Saturday, May 15, 2010

2 Singing in the rain!

Saturday May 1, 2010:

“Gorse shines flame bright, bluebells pooled at her feet.
Rainwashed green leaves are tightly beaded with May”


The sweet promise of spring has gone. For three weeks now, the sun has been shining; the air balmy; the plants have reached out cold limbs and burst forth. In the time between the last cold wind and today, my rowan tree has gone from thin bare branches shivering in the bitter wind, to leafy opulence in feathery greenness. She is fully clothed and spring indeed has come!

But that was until the day before yesterday. It has been raining almost nonstop for 48 hours now. Fond ideas of traipsing through the warm dry heath land are forgotten as I put on my walking boots and pack my American Army cagoule! I put an extra layer under my green jingly jesters outfit and leave the house.

It is an hour or more away from dawn and yet the street corner blackbirds sing as though to say,”Merry May! “As the cab turns every corner. I open the window and stick my ear out, so eager am I to hear their glorious song.

By the bridge between the houses, a particularly loud blackbird is singing. I fold my hands, bow to him and blow him a kiss. I trumpet in response to his singing and call out “Morning Mr Blackbird!”

The sky lies low overhead. It’s not actually raining. All around us the grass, bushes and trees drip. Despite this, a bubbling chorus of birds are singing already and the east is not yet light.

I place a chaplet of exotic flowers upon my head and secure them with my hat. I jingle fragrantly and gently off up the Parliament Hill.

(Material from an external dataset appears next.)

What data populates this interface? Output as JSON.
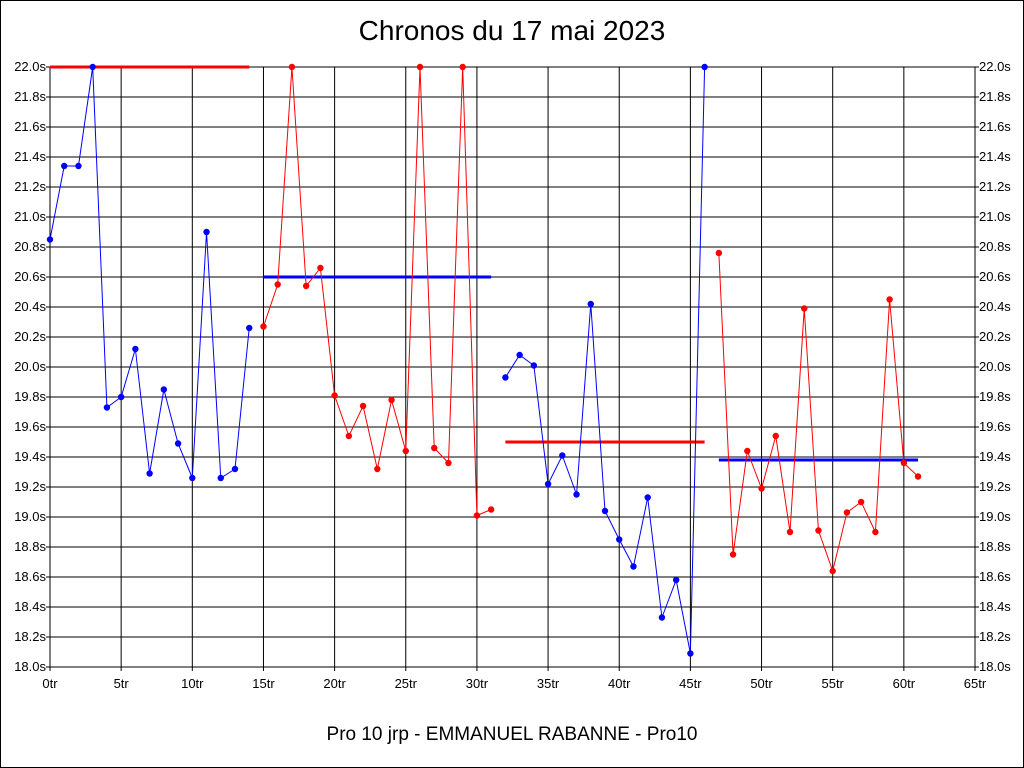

High up on Parliament Hill, the air is damply cool. London lies sleeping below us. Canary Warf is tinged with a pink expectancy although sunrise is an hour away still.

As is our way, we have a bit of a sing and dance. The ‘Obby ‘Oss skips about. We move on up to the circle of pines and dance in and out of them for some unknown reason singing “the Sky boat Song!” Ah the mysteries of public pagan rites on hamstead heath at dawn. Everyone very much enjoys the sing, as we all know the words and it is a jolly good tune!

The bench and the fence minus its nasty spikes doesn’t seem so daunting this morning as I easily slip over into Boadicea’s Mount. I stand under a prickly gorse bush, flaming with flower in the gloom of the dawn, my feet in a pool of English bluebells.

On top of the mount, we make our wishes, share chocolate and sing a welcome to the sun, rising now behind the clouds beyond the tall buildings of the city far below us. The air thins and I know that the sun is somewhere, imagine its warmth, bow low in salute.

Under the dove grey sky, soft as a pigeon’s chest, we dance across the heath. Stepping over the rivulets, treading carefully across the moist mud, we sing as we go. Everything is green as green can be. The may is mostly not out, except in warm sun catching pockets where it is frothed with the first opening of the flowers. Gorse shines fierily and little bluebells dance in the wind. The birds accompany us along our path, silvering the air with their song as we move across the soft yielding earth.

The heath is deserted. Aside from it being a Saturday, the heavy rain of the night before and the threatening morning skies keep all but the hardiest of dog walkers away. Rhined with rain, the new leaves of the oak woods shine acidly. Our path winds on between the trees, across the green, until we turn into a clearing where the Kenwood Well sits neatly in its marble setting.

We dance around the well and sing. We drink the waters, make blessings to each other and the earth, we sing some more and the birds sing too.

But it is time for breakfast. We leave the well and walk back across the heath. AS we walk, the sky lowers and it begins to rain. Our party-coloured apparel is soon shrouded in sensible rainwear as we walk beneath the glittering morning song of the birds.